Now suppose that later on in the code, I want to modify s1
; let’s say, I want
to take s1[0]
and increment it: s1[0] += 1
. Should allData
change in the
same way? Hopefully not; it seems this would lead to horrible bugs which would
be a nightmare to track down.
So we want to ensure that changes in s1
are not reflected in allData
.
Sadly, the only way we can do this in the presence of mutability is to copy
the whole array — despite the fact that, in many cases, we don’t even
need two copies of the data, nor do we need to spend the extra time copying
them.
In short, mutability puts us in a bind where we often have no choice but to waste our computer’s valuable memory and time in order to protect us from ourselves.
In PureScript, however, values are immutable by default. So we should be
able to sidestep this problem. Taking our example from above, there should be
no need to defensively copy everything; our concat
operation can reuse
parts of its arguments in order to decrease the amount of work it has to do, as
well as the amount of memory your program needs to use.

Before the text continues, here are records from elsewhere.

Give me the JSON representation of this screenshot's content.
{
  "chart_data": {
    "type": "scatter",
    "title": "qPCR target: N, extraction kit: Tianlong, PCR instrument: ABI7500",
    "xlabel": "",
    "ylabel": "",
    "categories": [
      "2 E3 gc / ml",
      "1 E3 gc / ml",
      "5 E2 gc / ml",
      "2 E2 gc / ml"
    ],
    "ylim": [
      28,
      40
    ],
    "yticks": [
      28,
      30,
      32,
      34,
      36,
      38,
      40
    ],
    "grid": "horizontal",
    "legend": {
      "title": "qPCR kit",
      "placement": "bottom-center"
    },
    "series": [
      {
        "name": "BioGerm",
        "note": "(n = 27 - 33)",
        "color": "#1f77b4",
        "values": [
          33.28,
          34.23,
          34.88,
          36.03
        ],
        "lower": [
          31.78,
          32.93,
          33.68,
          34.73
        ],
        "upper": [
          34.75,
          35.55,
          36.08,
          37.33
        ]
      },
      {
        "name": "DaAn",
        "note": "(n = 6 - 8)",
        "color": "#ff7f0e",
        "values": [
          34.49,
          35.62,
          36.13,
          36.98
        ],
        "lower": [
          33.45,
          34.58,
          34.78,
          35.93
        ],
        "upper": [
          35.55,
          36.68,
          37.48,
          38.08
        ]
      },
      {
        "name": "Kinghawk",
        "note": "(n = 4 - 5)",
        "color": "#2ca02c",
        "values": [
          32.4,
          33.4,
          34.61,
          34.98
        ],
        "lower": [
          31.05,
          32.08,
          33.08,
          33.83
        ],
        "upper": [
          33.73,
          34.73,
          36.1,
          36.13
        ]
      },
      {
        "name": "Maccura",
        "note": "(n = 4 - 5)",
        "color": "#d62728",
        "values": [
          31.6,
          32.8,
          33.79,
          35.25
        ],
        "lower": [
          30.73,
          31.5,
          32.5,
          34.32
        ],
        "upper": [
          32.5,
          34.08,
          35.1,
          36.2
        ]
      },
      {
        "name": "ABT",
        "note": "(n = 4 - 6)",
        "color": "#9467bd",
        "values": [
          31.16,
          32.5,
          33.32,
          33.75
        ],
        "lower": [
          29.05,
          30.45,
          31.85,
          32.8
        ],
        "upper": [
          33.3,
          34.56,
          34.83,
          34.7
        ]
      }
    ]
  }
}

Currently, most PureScript code uses the Prim.Array
type, which is a normal
JavaScript array. This is often very useful when you want to do interop with
JavaScript libraries. But it prevents us from claiming the benefits of
immutability.
purescript-sequences is an
attempt to reap these benefits. It implements a general-purpose sequence data
type, Seq
. The API is similar to that of an array, but the internal
arrangement of data is very different. By leveraging immutability, it is able
to push a new element on to either end or remove an element from either end in
constant time, and concatenate two sequences in logarithmic time —
compare this to the corresponding JavaScript array operations, which are both
linear time.
I’ve just released version 0.1.0, which I believe is ready for public consumption. I’ve dogfooded it too; my multiplayer pacman game (source) now uses it internally.
I’ve also put together a benchmark, which shows the time taken
to cons a certain number of elements onto sequences and arrays. As expected,
the sequence results look linear: each cons
is O(1), so we expect that doing
n cons
operations is O(n). The array results look quadratic, which is again
what we expect: for arrays, each cons
is O(n), so we expect n cons
operations to be O(n2).
However, Seq
appears to be slower than native arrays up to some crossover
point. On my machine, it’s around 6,000 elements. So this library probably
won’t give you a speed boost in all cases. It also probably won’t be worth
using if you need to pass arrays back and forth between JavaScript libraries
and PureScript code, as converting between the two types is O(n).
Anyway, enjoy! Let me know if it works for you (or even, if it doesn’t).